Coloring a graph with odd number of vertices with k (which is close to Δ) colors in linear time

Question

We have an undirected simple connected graph with odd number of vertices. We also know the number k which is actually the closest odd number greater than or equal to Δ. (So if Δ is even, k=Δ+1 else k=Δ.) i.e k is the least odd number that is greater than or equal to degrees of all vertices.

We want to find a linear time algorithm that colors the graph with k colors.

I am very new to graph coloring algorithms. I know that a greedy algorithm is actually linear time and can color the graph with Δ+1. But I can't guarantee I can color it with k=Δ when Δ is odd. Also, we probably should use all the information the question gives us. i.e using odd number of vertices somehow, but greedy algorithm don't use this extra information.

How can I solve this?

Answer 1

Restating the problem:

Let $G=(V,E)$ be a connected graph with an odd number of vertices, and $\Delta(G)$ is also odd.

describe a linear algorithm that colors $G$, in $\Delta$ colors.

Denote $\vert V\vert =2m + 1,\Delta(G)=2k + 1$.
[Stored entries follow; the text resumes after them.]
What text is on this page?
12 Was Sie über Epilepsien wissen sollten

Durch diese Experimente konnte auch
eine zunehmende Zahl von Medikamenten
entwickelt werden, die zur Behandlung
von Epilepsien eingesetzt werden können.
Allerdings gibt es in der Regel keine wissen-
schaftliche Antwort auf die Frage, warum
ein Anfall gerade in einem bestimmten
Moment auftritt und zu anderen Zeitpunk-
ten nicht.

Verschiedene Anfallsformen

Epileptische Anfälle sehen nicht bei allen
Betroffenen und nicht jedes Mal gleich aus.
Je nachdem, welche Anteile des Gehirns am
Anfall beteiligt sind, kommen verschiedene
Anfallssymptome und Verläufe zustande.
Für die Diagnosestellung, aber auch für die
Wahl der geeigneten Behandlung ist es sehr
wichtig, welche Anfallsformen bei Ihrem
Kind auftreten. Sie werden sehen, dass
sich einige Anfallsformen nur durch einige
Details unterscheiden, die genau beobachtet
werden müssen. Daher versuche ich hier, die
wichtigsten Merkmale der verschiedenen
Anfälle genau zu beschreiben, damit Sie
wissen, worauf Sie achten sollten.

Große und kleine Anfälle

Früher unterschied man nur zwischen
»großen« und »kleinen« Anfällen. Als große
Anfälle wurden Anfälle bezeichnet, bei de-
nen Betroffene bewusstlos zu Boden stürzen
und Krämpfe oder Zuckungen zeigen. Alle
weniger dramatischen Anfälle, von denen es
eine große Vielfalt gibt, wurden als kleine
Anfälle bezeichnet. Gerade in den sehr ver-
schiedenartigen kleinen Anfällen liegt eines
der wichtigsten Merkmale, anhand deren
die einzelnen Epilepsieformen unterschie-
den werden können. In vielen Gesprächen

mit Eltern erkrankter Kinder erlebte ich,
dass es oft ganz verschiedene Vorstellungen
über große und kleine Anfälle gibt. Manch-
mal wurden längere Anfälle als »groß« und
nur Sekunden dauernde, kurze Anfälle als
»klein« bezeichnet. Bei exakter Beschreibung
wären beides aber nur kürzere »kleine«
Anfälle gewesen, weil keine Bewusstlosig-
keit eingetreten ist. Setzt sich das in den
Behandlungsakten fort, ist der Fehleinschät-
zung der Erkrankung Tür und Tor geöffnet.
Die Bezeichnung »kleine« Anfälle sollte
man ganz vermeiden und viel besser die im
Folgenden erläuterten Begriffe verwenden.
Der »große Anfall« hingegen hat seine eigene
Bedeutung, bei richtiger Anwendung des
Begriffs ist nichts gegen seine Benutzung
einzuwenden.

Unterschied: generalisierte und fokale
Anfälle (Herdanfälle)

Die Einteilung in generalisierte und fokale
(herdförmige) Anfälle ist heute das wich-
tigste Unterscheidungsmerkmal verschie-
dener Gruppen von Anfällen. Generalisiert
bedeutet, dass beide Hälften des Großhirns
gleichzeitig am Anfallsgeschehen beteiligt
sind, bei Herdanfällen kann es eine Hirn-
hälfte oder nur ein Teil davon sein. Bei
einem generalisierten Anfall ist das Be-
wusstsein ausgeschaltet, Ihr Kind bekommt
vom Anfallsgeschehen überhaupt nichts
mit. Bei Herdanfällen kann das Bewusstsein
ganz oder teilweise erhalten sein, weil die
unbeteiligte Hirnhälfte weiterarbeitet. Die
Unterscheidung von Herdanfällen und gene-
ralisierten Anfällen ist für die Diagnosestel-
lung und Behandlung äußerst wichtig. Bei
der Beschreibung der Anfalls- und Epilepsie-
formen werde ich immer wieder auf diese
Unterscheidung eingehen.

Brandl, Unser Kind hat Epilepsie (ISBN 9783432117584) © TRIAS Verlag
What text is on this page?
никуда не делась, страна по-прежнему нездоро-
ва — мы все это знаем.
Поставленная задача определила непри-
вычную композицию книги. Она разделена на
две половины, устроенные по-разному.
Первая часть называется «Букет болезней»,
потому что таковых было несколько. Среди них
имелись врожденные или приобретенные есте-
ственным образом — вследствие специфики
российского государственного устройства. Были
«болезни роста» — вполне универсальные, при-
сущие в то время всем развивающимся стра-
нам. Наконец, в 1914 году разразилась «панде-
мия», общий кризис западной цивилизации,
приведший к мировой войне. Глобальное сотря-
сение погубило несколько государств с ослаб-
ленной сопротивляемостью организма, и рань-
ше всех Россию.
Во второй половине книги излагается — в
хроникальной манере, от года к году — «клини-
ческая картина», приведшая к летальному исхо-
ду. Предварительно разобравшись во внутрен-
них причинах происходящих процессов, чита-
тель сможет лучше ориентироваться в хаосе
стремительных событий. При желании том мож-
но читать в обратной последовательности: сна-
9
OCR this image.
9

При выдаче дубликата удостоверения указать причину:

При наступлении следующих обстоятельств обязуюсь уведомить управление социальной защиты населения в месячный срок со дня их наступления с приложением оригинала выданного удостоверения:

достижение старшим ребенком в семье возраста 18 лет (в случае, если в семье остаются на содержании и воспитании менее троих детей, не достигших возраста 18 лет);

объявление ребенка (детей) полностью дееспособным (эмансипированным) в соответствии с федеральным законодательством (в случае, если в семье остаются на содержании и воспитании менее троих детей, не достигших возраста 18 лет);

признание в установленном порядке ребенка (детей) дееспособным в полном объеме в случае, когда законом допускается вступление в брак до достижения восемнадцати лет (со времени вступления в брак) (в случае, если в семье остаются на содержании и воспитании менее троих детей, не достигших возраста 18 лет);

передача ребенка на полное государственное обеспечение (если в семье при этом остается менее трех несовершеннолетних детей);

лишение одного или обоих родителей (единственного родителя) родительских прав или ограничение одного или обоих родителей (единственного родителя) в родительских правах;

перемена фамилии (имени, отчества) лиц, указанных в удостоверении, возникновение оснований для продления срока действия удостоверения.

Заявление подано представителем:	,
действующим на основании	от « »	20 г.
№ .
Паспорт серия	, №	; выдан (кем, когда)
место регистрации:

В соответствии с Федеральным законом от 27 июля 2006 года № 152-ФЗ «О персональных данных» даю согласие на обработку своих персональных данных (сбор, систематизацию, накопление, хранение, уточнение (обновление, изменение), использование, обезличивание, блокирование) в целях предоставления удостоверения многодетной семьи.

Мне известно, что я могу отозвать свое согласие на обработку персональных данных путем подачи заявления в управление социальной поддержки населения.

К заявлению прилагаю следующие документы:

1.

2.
I'll use the following claim, which is equivalent to the definition of degeneracy of a graph, which I will not proof rigorously:

If $V$ has an ordering such that $$\forall i\in [2m+1]\ \ \vert N_G(v_i)\cap \{v_j\in V\mid j>i\}\vert \leq t$$ Then $\chi(G)\leq t + 1$.

1. Where $N_G(v_i)=\{u\in V\mid (u,v)\in E\}$
2. $\chi(G)$ is the minimal number of colours one needs to colour $G$
3. $[2m+1]:=\{1,2,3,....2m+1\}$

I'll use this claim with $t=2k$

Finding such ordering in linear time

1. Pick a vertex $v_1$ with a minimal degree.
2. for $i = 1$ to $i = \vert V\vert $: pick a neighbor of $v_i$
3. Color the graph using the greedy algorithm, where you color the vertices according to the reverse ordering you found.

Explaining the first and second step

by the Handshaking lemma, not all vertices could have an odd degree.
Therefore $\exists v\in V \ \ s.t\ \ \deg(v)\leq 2k + 1\ \ $ (Since $\Delta(G)$ is odd)

One can repeat this process, Since $N_G(v)>0$ since $G$ is connected, by picking the next vertex in the ordering, to be some vertex in $N_G(v)$ (which is not empty).

When $v_i$ was picked, it had at least one neighbor in the set$[i-1]$.
Since $\deg(v_i)\leq\Delta(G)= 2k+1$, we get $$\vert N_G(v_i)\cap \{v_j\in V\mid j>i\}\vert \leq 2k$$

Explaining the third step (sketch of proof for the claim)

When the greedy algorithm colors the vertex $v_i$, it has at most $2k$ neighbors that were already colored. (Correctness of ordering)

Therefore, the greedy algorithm could pick at least one color, out of the $2k+1$ colors, that was not used, and color $v_i$ with it.

Remark

The statement is wrong when $G$ is not required to be connected.

A counter-example would be $K_4$ with isolated vertex.